Appellant was convicted of violation of the Georgia Controlled Substances Act by sale of marijuana. On appeal his sole enumeration of error is based on the general grounds. Held:
The undercover police officer who purchased $105 worth of marijuana from appellant made a positive in-court identification of the appellant. The sergeant in charge of the investigation testified that a week prior to the purchase, he received information that a man named “Shorty” was selling drugs from a certain store. This sergeant went with the undercover police officer to the store address and waited outside while the officer went in to make the “buy.” Shortly *805thereafter the police officer emerged, said the deal had “gone down” and showed the sergeant the three bags of marijuana he had purchased. The appellant testified that he operated a furniture repair and refinishing business at that store address, but denied that he had been in the store at the time of the purchase and denied that he had sold marijuana to the police officer. A defense alibi witness testified that at the pertinent time the appellant was at her house installing a cabinet and showed a contract for that service bearing the same date. The evidence showed, however, that this witness’ address was the same address as appellant gave on his bond as his own residence, and that the witness had a child by the appellant.
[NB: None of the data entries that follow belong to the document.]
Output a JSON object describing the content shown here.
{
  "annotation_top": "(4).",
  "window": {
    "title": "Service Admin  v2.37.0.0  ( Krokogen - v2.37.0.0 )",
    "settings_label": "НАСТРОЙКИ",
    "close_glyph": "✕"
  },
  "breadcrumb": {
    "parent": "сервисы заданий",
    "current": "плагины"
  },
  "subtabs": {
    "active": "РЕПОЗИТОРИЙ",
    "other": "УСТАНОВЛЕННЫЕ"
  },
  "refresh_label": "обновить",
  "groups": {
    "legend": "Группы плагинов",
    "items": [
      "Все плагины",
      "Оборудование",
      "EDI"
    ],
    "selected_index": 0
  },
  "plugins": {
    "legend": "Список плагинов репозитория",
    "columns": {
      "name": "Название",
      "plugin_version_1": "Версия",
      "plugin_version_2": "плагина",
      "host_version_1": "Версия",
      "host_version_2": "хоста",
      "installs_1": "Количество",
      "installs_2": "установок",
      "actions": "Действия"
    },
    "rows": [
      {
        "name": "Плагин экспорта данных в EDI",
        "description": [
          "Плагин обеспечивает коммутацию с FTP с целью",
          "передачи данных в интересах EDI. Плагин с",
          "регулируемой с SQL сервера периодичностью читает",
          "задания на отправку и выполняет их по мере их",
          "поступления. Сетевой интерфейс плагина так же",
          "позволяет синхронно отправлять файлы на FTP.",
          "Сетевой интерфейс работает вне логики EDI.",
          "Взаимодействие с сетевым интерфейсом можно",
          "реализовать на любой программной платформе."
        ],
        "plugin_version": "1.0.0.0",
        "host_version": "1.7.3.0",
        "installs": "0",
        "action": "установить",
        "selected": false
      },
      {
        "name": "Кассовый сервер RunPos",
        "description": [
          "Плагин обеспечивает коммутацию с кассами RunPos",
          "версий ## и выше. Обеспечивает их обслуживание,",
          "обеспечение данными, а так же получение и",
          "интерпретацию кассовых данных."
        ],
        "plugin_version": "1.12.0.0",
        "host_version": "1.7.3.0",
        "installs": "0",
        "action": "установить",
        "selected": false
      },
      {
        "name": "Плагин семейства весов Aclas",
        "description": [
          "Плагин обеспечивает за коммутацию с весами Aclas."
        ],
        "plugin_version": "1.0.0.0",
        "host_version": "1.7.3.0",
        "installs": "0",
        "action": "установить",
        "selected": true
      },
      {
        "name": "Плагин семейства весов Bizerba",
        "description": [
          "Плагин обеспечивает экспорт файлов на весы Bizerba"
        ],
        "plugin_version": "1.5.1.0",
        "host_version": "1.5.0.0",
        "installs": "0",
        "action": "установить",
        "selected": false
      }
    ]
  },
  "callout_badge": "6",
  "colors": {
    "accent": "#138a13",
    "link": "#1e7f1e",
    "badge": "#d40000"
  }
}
Decided October 5, 1981 Murray M. Silver, for appellant. Lewis R. Slaton, District Attorney, Joseph J. Drolet, Tom Hays, Benjamin H. Oehlert III, Assistant District Attorneys, for appellee.On appeals from findings of guilt, the presumption of innocence no longer prevails. The jury has determined the credibility of the witnesses and has been convinced of the appellant’s guilt beyond a reasonable doubt. Appellate courts review the evidence only to determine whether a reasonable trier of fact could rationally have found in the evidence proof of guilt beyond a reasonable doubt. Boyd v. State, 244 Ga. 130, 132 (259 SE2d 71); Turner v. State, 151 Ga. App. 169, 170 (259 SE2d 171); and see Ridley v. State, 236 Ga. 147, 149 (223 SE2d 131). According to this standard, we do not find that the evidence is insufficient to support the verdict as claimed by the appellant.
Judgment affirmed.
Shulman, P. J., and Sognier, J., concur.